Сколько нас, советских военнопленных, было здесь, никто точно не знал. Наверное, несколько тысяч. Здесь были выходцы из многих уголков Советского Союза. Мы толпами жили в полуподвальных каменных застенках. Низкий серый потолок, двухъярусные железные нары, маленькие окошечки, зарешеченные с немецкой аккуратностью, давили на психику. Мы толком не ведали, где, на какой стороне света находимся. С нами обращались как с рабами. Кормили сносно, чтобы могли работать. Ранним утром выводили на работу. В основном копали землю, строили какие-то непонятные укрепления. Ползли слухи, что это бункеры, огневые точки для подземного укрытия. Для себя делали вывод: немцам туго и они отступают.
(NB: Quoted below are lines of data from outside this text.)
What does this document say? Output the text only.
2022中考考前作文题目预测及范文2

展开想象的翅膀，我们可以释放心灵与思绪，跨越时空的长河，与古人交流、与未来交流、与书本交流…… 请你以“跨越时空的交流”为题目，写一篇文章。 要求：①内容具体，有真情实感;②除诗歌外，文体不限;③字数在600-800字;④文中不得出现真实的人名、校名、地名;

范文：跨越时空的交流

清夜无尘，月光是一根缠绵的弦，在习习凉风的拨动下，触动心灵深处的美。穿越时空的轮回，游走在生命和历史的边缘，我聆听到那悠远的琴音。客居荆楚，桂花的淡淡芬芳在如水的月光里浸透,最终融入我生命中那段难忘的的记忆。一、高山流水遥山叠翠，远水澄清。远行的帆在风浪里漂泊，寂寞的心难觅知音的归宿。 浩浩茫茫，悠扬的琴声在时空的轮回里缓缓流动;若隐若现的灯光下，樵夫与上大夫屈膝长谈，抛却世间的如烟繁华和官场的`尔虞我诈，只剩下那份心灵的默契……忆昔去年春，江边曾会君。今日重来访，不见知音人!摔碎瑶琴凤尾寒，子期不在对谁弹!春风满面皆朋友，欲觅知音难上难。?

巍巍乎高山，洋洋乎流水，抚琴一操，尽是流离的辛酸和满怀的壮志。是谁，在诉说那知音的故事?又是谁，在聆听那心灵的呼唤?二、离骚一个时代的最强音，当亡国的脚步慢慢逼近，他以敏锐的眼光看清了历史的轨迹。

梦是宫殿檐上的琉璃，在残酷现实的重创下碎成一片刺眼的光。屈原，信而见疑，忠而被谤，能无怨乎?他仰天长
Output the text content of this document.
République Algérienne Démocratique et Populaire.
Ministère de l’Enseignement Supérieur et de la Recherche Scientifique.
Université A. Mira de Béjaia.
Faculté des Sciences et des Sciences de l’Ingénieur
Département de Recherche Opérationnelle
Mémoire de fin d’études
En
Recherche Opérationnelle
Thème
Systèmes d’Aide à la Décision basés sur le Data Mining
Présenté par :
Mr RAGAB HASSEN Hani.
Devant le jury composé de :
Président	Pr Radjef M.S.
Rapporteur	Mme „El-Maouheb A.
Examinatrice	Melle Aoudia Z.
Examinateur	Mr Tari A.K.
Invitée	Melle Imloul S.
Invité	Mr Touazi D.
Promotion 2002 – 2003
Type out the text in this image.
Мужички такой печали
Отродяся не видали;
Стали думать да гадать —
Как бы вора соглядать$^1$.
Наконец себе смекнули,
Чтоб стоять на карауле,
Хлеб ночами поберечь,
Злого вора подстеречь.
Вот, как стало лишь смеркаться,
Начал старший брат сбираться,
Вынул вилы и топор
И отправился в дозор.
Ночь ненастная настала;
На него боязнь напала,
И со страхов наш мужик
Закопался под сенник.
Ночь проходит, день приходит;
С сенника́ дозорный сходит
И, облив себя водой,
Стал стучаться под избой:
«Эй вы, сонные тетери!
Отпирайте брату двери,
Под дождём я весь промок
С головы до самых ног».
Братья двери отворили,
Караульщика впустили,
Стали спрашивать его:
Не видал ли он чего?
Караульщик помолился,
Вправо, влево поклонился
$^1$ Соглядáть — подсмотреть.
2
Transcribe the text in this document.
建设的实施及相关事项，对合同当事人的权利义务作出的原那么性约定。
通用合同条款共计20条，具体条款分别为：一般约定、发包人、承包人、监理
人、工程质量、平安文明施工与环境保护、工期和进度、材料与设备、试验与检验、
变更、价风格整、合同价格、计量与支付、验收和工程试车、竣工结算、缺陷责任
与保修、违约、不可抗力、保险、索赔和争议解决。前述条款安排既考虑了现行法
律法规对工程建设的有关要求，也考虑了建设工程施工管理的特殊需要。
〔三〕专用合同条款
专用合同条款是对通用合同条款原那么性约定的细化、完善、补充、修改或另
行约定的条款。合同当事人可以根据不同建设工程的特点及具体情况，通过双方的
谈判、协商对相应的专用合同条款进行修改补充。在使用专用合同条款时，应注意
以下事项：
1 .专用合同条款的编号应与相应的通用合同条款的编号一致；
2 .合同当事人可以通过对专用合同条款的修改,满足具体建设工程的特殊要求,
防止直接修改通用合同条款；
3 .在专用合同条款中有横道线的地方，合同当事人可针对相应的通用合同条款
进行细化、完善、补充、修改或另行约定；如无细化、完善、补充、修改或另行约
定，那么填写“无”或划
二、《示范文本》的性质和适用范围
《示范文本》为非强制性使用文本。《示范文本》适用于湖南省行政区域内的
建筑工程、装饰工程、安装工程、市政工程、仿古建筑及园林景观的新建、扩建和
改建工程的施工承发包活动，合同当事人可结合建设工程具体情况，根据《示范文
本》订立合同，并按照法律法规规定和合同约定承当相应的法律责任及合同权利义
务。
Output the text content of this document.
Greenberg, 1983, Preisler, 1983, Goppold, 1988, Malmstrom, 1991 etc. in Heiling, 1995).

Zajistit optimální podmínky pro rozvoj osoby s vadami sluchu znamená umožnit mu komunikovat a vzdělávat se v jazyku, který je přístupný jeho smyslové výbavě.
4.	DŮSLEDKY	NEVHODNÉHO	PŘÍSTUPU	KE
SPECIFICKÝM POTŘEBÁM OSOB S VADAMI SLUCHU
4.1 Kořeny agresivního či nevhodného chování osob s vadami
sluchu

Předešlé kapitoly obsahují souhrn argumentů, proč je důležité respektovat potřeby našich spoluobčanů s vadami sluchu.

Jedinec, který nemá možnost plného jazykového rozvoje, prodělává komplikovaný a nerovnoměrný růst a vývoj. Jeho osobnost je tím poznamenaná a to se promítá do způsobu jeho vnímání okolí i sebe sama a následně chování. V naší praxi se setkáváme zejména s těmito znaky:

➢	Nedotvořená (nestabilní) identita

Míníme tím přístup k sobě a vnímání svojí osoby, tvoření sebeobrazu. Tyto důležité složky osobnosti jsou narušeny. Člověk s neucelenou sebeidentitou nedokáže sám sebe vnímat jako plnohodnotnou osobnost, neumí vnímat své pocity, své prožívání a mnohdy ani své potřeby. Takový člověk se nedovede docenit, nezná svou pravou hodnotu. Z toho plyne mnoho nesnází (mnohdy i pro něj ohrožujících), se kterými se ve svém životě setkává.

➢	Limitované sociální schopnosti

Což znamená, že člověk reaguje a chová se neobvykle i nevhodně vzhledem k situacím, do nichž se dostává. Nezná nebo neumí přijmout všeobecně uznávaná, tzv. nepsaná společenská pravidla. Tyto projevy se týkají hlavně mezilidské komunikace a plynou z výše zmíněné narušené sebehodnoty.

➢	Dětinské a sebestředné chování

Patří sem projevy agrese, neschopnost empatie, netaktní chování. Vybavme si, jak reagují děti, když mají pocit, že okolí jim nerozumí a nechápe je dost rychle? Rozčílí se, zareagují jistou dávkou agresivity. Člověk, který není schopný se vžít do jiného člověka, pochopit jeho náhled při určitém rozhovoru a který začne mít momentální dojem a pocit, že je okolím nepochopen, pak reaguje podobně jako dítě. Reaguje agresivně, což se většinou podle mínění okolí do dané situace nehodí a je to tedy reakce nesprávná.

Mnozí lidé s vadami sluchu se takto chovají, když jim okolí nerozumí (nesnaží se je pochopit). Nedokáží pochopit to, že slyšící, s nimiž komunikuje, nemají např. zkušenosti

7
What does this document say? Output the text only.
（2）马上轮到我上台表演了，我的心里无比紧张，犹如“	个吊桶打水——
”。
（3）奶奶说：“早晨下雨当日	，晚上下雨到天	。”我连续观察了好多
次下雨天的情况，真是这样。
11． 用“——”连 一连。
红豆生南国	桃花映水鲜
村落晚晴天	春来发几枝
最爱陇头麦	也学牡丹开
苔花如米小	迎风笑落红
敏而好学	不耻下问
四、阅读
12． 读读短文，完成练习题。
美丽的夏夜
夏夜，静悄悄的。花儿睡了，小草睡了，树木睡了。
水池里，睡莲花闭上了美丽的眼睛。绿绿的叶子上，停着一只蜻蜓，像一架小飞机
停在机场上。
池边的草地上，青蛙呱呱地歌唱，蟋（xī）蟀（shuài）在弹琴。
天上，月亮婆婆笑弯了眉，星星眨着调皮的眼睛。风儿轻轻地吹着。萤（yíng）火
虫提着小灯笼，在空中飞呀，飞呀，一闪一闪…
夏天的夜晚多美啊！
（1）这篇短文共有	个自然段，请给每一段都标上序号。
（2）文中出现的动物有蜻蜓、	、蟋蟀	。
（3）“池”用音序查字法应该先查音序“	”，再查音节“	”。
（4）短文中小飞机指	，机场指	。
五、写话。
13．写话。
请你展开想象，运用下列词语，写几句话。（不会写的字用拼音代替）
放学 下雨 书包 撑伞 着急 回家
Скоро наши будут здесь, но, неизвестно, доживем до этого дня или нет. Многие, полуголодные, умирали от переутомления. После нескольких месяцев тяжелой, иногда непосильной работы пленные превращались почти в живых скелетов. Тех, кто падал в обморок от изнеможения во время работы и не мог подняться, охрана пристреливала без звука. Природная выносливость и многолетняя закалка пригодились и на этот раз, и я терпел все тяготы и унижения. Бывало, лопата казалась такой тяжелой, что становилось невмоготу даже пошевельнуть ею, а сделать шаг было почти невозможно. Однажды я упал от бессилия на холодную, сырую землю, и конвоир начал наводить ствол автомата, но неимоверным усилием воли, каким-то чудом я заставил себя подняться. Как будто какая-то святая мощь поддержала меня, и, почувствовав прилив сил, опять взял лопату и продолжил работу. Конвоир-немец оскалился, покачал головой и отвел ствол. Я тихо помолился Всевышнему, вспомнил святых предков Марал ишана и Салык муллу.
Плен – самый унизительный удел человека, и я переносил это только потому, что очень хотел выжить. Выжить любой ценой и вернуться домой, увидеть детей, мать, жену, родной край! Но, не все зависело от меня. Фашисты в любой момент любого военнопленного могли вывести и расстрелять. Но это происходило очень редко, потому что немцы берегли и использовали нас как рабскую силу.
Многие советские солдаты стойко переносили все тяготы и оставались верны воинской присяге, но были и такие, которые, не выдержав мучений, поддавшись уговорам и испугавшись угроз, вступали в ряды Русской освободительной армии и Туркестанского легиона.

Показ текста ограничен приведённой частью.